From Seabed to Space and The Future of the NGA
VADM Frank Whitworth, USN, Director, National Geospatial-Intelligence Agency spoke on the main stage about the organization’s past, present, and future
In his keynote address on Monday, VADM Admiral Frank D. Whitworth, USN, director of the National Geospatial-Intelligence Agency (NGA), provided a retrospective of changes and ongoing challenges NGA has faced since the last Symposium and a glimpse at what the future holds for NGA and tradecraft.
To reflect the growing responsibilities of the agency, the motto of NGA has been changed to “Know the world, show the way…from the seabed to space.” Whitworth shared that this change reflects “our expanding responsibilities into areas not quite as visible to ordinary citizens. So instead of a motto that could suggest we know the landmasses we have a motto that conveys we’re looking up down in everywhere, that our nation’s interest may be threatened.”
In the last year, NGA has been prominent in its role as a combat support agency on tactical, operational, and strategic levels to support the priority of succeeding against China and Russia. Chinese intelligence in particular has proven a challenge, as it has developed in the fields of “military, tech, space, and cyber capabilities,” according to Whitworth. In the ongoing conflict between Russia and Ukraine, “NGA has been providing key insights on Russian forces tracking their movements and capabilities, as well as assessing their infrastructure. Back before the conflict kicked off in February of last year, we connected commercial satellite vendors to Ukraine, which provided them with a responsive mechanism to do their own intelligence. And of course, our robust partnership with the Allied geospatial community enables us to share widely across the enterprise,” he said.
In the Middle East, Whitworth cited Iran as the prime source of regional instability. “Its continued sponsorship and provocation of malign activities and influence posts direct and indirect challenges to U.S. interests and to those of our allies and partners,” he said. He also touched upon the challenge of North Korea, whose tightly controlled nature can make it difficult to penetrate, from an intelligence perspective. Despite this difficulty, NGA analysis was able to provide assessments of the regime’s WMD program, missile capabilities, and efforts to expand nuclear weapons capabilities.

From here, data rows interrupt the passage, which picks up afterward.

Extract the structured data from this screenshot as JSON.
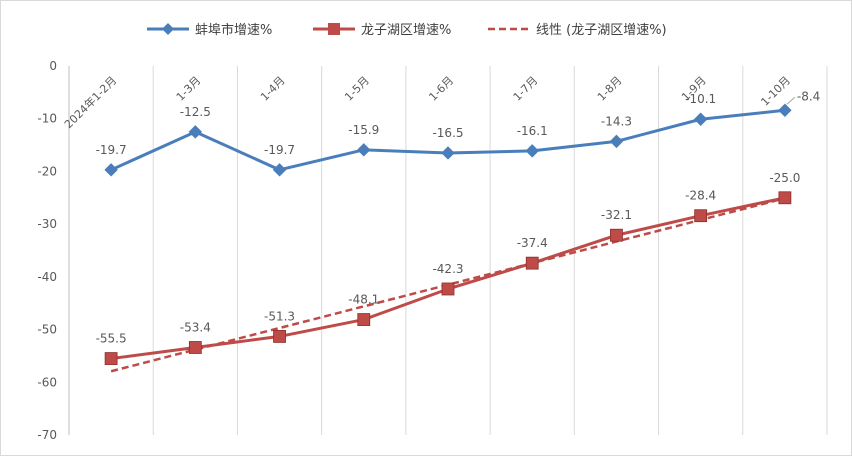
{
  "chart_data": {
    "type": "line",
    "categories": [
      "2024年1-2月",
      "1-3月",
      "1-4月",
      "1-5月",
      "1-6月",
      "1-7月",
      "1-8月",
      "1-9月",
      "1-10月"
    ],
    "ylim": [
      -70,
      0
    ],
    "yticks": [
      0,
      -10,
      -20,
      -30,
      -40,
      -50,
      -60,
      -70
    ],
    "grid": "vertical",
    "legend_position": "top",
    "series": [
      {
        "name": "蚌埠市增速%",
        "color": "#4A7EBB",
        "marker": "diamond",
        "values": [
          -19.7,
          -12.5,
          -19.7,
          -15.9,
          -16.5,
          -16.1,
          -14.3,
          -10.1,
          -8.4
        ],
        "labels": [
          "-19.7",
          "-12.5",
          "-19.7",
          "-15.9",
          "-16.5",
          "-16.1",
          "-14.3",
          "-10.1",
          "-8.4"
        ]
      },
      {
        "name": "龙子湖区增速%",
        "color": "#BE4B48",
        "marker": "square",
        "values": [
          -55.5,
          -53.4,
          -51.3,
          -48.1,
          -42.3,
          -37.4,
          -32.1,
          -28.4,
          -25.0
        ],
        "labels": [
          "-55.5",
          "-53.4",
          "-51.3",
          "-48.1",
          "-42.3",
          "-37.4",
          "-32.1",
          "-28.4",
          "-25.0"
        ]
      }
    ],
    "trendline": {
      "name": "线性 (龙子湖区增速%)",
      "color": "#BE4B48",
      "style": "dashed",
      "of_series": "龙子湖区增速%",
      "type": "linear"
    }
  }
}
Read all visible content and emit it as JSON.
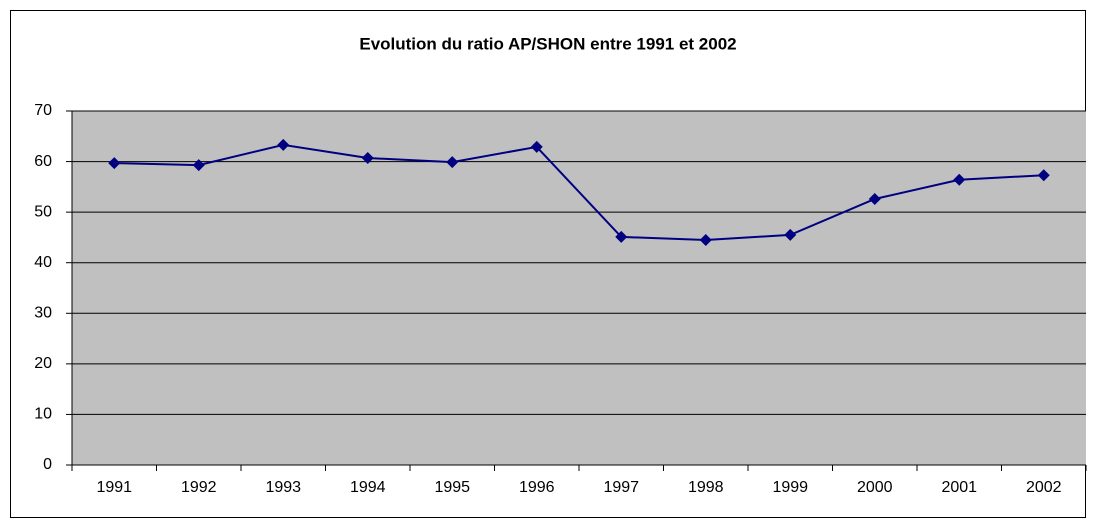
{
  "chart_data": {
    "type": "line",
    "title": "Evolution du ratio AP/SHON entre 1991 et 2002",
    "categories": [
      "1991",
      "1992",
      "1993",
      "1994",
      "1995",
      "1996",
      "1997",
      "1998",
      "1999",
      "2000",
      "2001",
      "2002"
    ],
    "series": [
      {
        "name": "AP/SHON",
        "color": "#000080",
        "values": [
          59.7,
          59.3,
          63.3,
          60.7,
          59.9,
          62.9,
          45.1,
          44.5,
          45.5,
          52.6,
          56.4,
          57.3
        ]
      }
    ],
    "ylim": [
      0,
      70
    ],
    "yticks": [
      0,
      10,
      20,
      30,
      40,
      50,
      60,
      70
    ],
    "grid": true
  }
}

In addition to matters of global security, Whitworth spoke of the humanitarian role of the NGA. “It’s a unique privilege to work in an organization that can shift to causes that save civilian lives and preserve our planet,” he said. “At home, when requested by lead federal agencies like FEMA, we provide support to disasters like we did for hurricanes in Fort Myers, Florida. Our deployed analysts processed more than 100 square miles of commercial imagery there, and 800 gigabytes of small UAS data comprising nearly 80,000 images. They printed more than 1000 maps and developed route analysis. They also highlighted gaps in searches to assist FEMA supervisors quickly and to direct resources where they were needed. We made the same impact internationally, standing up portals within 24 hours of devastating earthquakes, providing access to unclassified charts, maps, and imagery products needed to support disaster relief efforts.”
In January of this year, NGA also took on leadership of project Maven, in which the worlds of AI and GEOINT data meet. The admiral praised its success in data collection. “Maven has become a program of record, and has made some of its most significant technological strides and has already contributed to some of our nation’s most important operations.”

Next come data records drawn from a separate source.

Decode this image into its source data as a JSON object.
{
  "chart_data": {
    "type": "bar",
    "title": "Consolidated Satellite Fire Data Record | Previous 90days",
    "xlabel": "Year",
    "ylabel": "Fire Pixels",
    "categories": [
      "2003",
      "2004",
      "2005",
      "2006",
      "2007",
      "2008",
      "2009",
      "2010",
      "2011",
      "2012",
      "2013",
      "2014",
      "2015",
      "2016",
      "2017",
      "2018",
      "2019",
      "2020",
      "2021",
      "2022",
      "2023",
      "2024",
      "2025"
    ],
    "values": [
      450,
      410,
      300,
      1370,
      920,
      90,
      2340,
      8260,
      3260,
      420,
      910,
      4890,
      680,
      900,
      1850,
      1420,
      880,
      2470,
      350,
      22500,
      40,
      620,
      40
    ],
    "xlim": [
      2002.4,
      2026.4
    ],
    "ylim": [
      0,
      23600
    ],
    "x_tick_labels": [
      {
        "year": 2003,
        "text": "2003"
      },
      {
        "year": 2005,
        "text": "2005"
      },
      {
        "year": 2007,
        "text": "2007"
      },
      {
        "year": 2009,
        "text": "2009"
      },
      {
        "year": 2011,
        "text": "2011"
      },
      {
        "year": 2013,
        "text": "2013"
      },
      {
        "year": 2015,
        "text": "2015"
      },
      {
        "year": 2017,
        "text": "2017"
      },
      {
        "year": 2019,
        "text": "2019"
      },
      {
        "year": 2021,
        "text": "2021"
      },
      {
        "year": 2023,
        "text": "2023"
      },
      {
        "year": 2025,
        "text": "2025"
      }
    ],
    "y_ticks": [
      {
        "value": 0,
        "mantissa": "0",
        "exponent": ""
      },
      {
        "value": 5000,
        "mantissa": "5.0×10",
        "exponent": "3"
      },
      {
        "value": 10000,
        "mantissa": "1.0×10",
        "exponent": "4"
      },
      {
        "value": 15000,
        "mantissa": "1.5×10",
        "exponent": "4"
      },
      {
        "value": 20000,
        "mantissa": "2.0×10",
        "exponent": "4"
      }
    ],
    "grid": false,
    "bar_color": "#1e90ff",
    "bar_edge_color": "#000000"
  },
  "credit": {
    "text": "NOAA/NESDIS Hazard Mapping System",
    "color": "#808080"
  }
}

Whitworth also praised the agency’s leadership in collection orchestration, which he described as the “art of tasking pieces of the collection puzzle to become aligned with national priorities, operational and analytical needs, and real-world deadlines.” In the past year, analysts have captured “about 5 million structured observations generated more than 20,000 automatically generated reports from data to text to inform our readership, employed more than 100 adversary activity models to assist in knowledge capture and automation, and ingested approximately 1.5 million computer vision detections per day.”
The admiral’s keynote ended with gratitude for the city of St. Louis and its ongoing 80-year relationship with NGA, beginning in the second world war, in which professionals in the city provided more than 14 million aeronautical map charts. This robust relationship continues, as a new NGA facility in the city, the Moonshot Lab, is being developed.
In his conclusion, Whitworth took a look forward, saying, “Our future requires us to be bold, and ambitious, and always, always, out front. Together, we can meet and exceed the challenges that lie ahead. Our nation relies on us to do no less.”